We got up before the sun this morning to check our tickets at the main Alhambra ticket office when it opened at 8:00am and then be ready at the entrance to the Alhambra's Nasrid Palace at our scheduled ticket time of 8:30am. Now that we are more on Spanish time, the early wake up was a little painful, but it was way worth it to be in the very first group of people let into the palace.
We have seen a ton of awesome palaces and places of worship (in all forms) on our trip so far, but the Nasrid Palace really was outstanding. We could see why this is the most visited site in Spain.
Here are some of the bajillion photos that I took of at the Nasrid Palace and its surrounding grounds.
I was particularly impressed by the ceilings in the palace. They were really three-dimensional and reminded me of bundt cake pans in some ways. You could make a really cool looking bundt cake out of these ceilings!
The Nasrid Palace is the only part of the Alhambra that requires a specific timed entry, so we got to explore the rest of the Alhambra grounds at our leisure.
After the palace, we explored the terraced gardens, which had some great views of the city below and some pretty buildings with similar but not quite as impressive architecture as the Nasrid Palace.
From there, we ventured to the Alcazaba, which was an old fortress.
Next we saw the inside of the building that we had been exploring the night before. (We learned that it's called the Carlos V building.)
We ended our Alhambra exploring in the Generalife gardens, which were beautiful!
(I thought this fountain was silly enough to warrant a photo.)
At one point, I noticed that there were pomegranates growing above one of the covered walkways. Since Granada means pomegranate in Spanish, I thought this was quite fitting!
From the Generalife gardens, you get a good view of the rest of the Alhambra across the hill, which is pretty neat.
By the time we had seen all that the Alhambra had to offer, Dylan and I were beyond-hungry. When we got up in the morning, we had thought that we would grab some food somewhere along the way of our Alhambra touring. But we discovered that all of the food options in and around the Alhambra were way-overpriced and/or not very good looking. Knowing that there was a ton of good cheap food in town, we decided to go without until we finished our touring of the Alhambra.
It was around noon when we finally ventured down the big hill to town to get some food. We decided to try out a place called Papas Elvira that had amazing reviews on Google Maps. The place didn't look like anything more than a small shop with a display case and three little tables, but the food was incredible! We got two savory puff-pastry-things that are supposed to be typical of Andalusian cuisine along with freshly squeezed lemonade. One of the pastries was filled with chicken and the other was filled with spinach and beef. They flavors reminded me a little of the Morrocan food that I've had, but they were otherwise unique. Turns out I'm a fan of Andalusian food!
To round out our lunch, we went to another traditional tapas place that was filled with more locals than tourists. Here, we were served a very interesting but quite weird ham pancake thing on bread with our drinks.
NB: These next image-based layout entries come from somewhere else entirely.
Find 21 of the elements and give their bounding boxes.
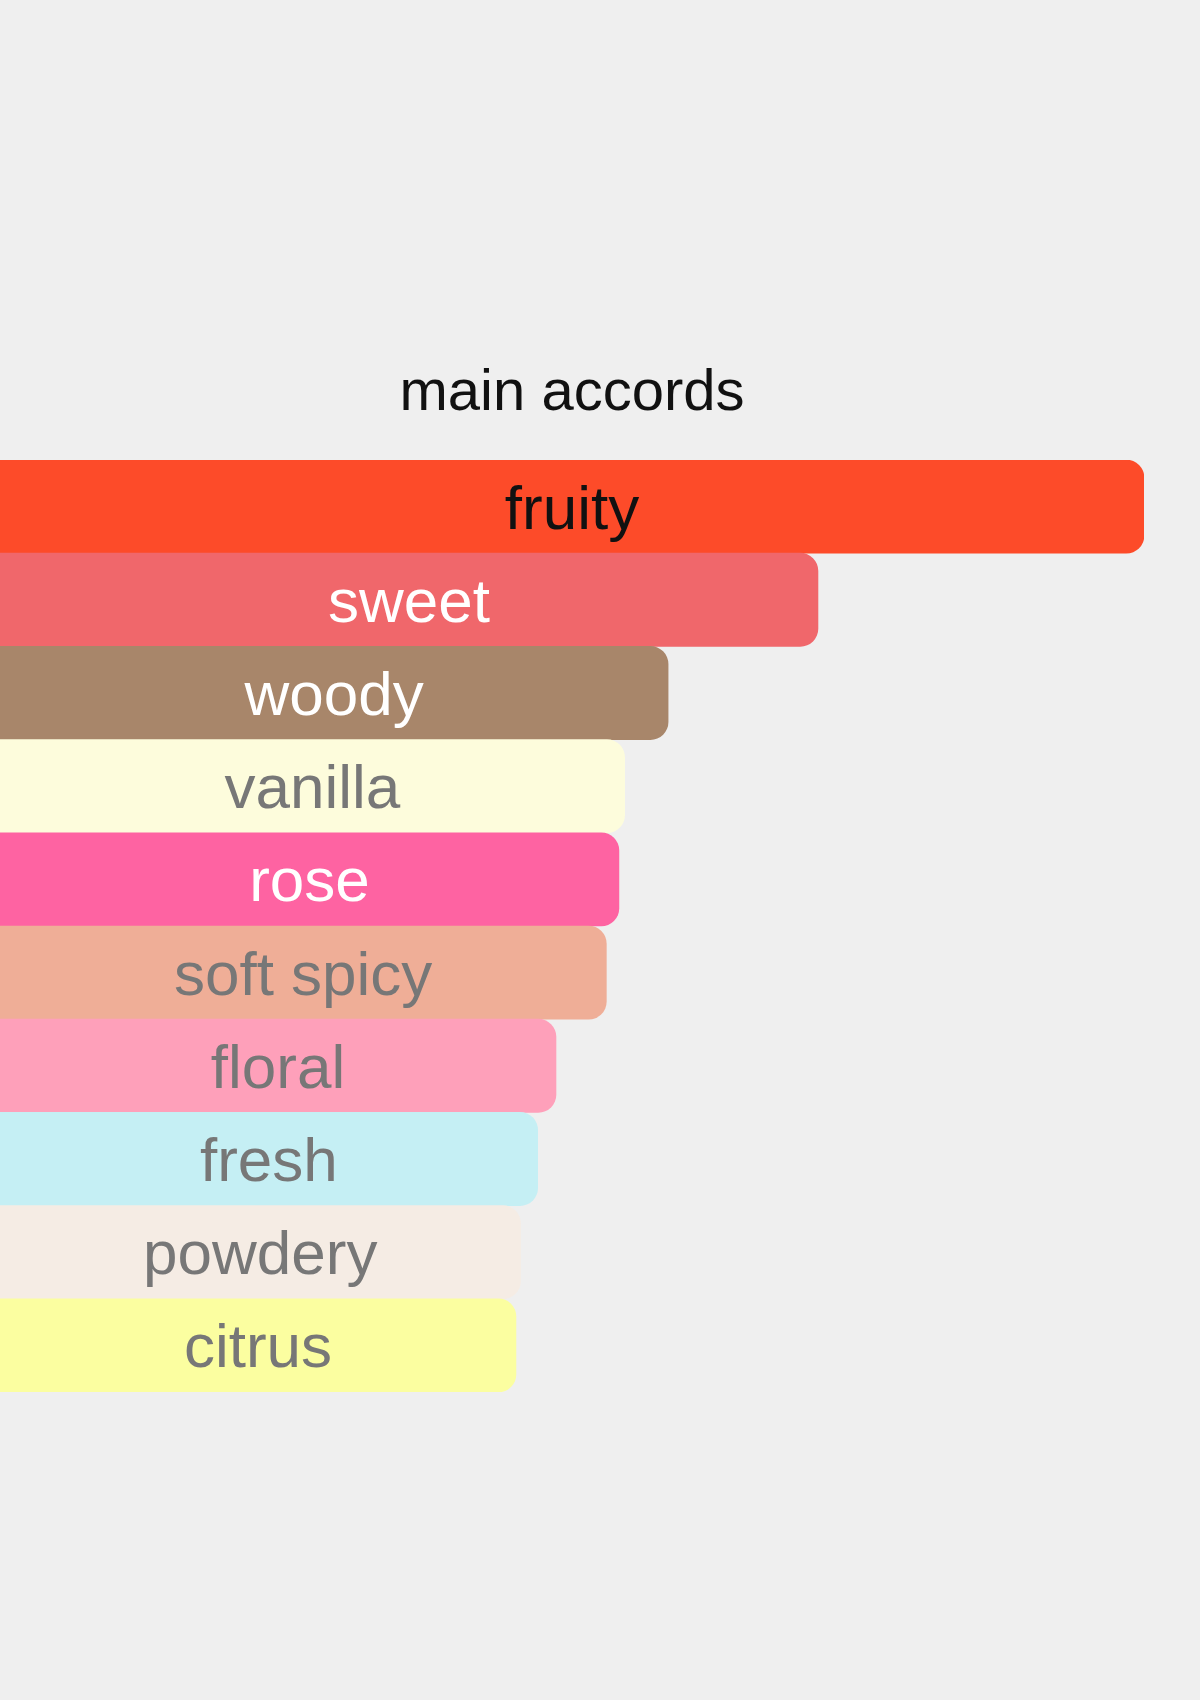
bar bbox=[0, 925, 607, 1020]
bar bbox=[0, 832, 620, 927]
bar bbox=[0, 1112, 539, 1206]
bar bbox=[0, 1018, 557, 1113]
y-tick-label: citrus bbox=[183, 1311, 333, 1381]
y-tick-label: floral bbox=[210, 1031, 346, 1101]
y-tick-label: vanilla bbox=[224, 752, 401, 822]
y-tick-label: sweet bbox=[328, 565, 490, 635]
y-tick-label: rose bbox=[249, 845, 370, 915]
bar bbox=[0, 460, 1144, 554]
bar bbox=[0, 739, 625, 834]
bar bbox=[0, 552, 819, 647]
bar bbox=[0, 646, 669, 740]
bar bbox=[0, 1298, 517, 1392]
bar bbox=[0, 1205, 521, 1300]
y-tick-label: fresh bbox=[199, 1125, 338, 1194]
y-tick-label: woody bbox=[243, 659, 424, 728]
y-tick-label: soft spicy bbox=[173, 938, 433, 1008]
chart-title: main accords bbox=[399, 357, 745, 422]
y-tick-label: powdery bbox=[143, 1218, 378, 1288]
y-tick-label: fruity bbox=[504, 472, 640, 542]
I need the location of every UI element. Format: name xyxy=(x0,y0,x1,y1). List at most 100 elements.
Once our tummies were full, we started to realize how tired we were. We decided to fully embrace Spanish culture and take a siesta at our hotel. Post nap, we were energized and ready to go on a tapas crawl for dinner.
Instead of going to the same, main tapas area of town, we found a different part of town with well-rated tapas places to check out. Turns out that the river is much more picturesque in this part of Granada.
The first place ended up being the least successful. Our drinks came out with some soggy bagel sandwiches and fries that seemed microwaved. The good news was that things could only get better from here!
Next, we went to a wine bar that specialized in Vermouth, which is popular as a stand-alone drink here. We decided to give it a try! We weren't huge fans of the Vermouth but we liked the humus toasts that came with it.
Next, we ventured to the Minotaur Bar, which had just opened. This bar ended up serving a really good version of the tapas that we got at the first place. We got bagel sandwiches filled with pork along with chips and olives with our first round of drinks. Impressed by the tastiness of the sandwiches, we ordered a second round. The bartender gave us a plate of the same tapas with our second round. We thought that this probably was a mistake, but we didn't care since we liked them. But after we were part way through eating the second round of bagel sandwiches, the bartender gave us a whole new plate of food that was supposed to come out with the second round of drinks. This time we got mini hamburgers with chips. By the time we finished this third plate of food, I was stuffed! In total for the two of us, we spent about $25 dollars on drinks over the course of the evening and ate an entire meal's worth of food completely for free. I can really get behind this version of tapas!
Embracing the true vacation-spirit, we decided to get some ice cream to fuel us back up the hill to our hotel. We spent a little time enjoying the views on the hill before calling it a night.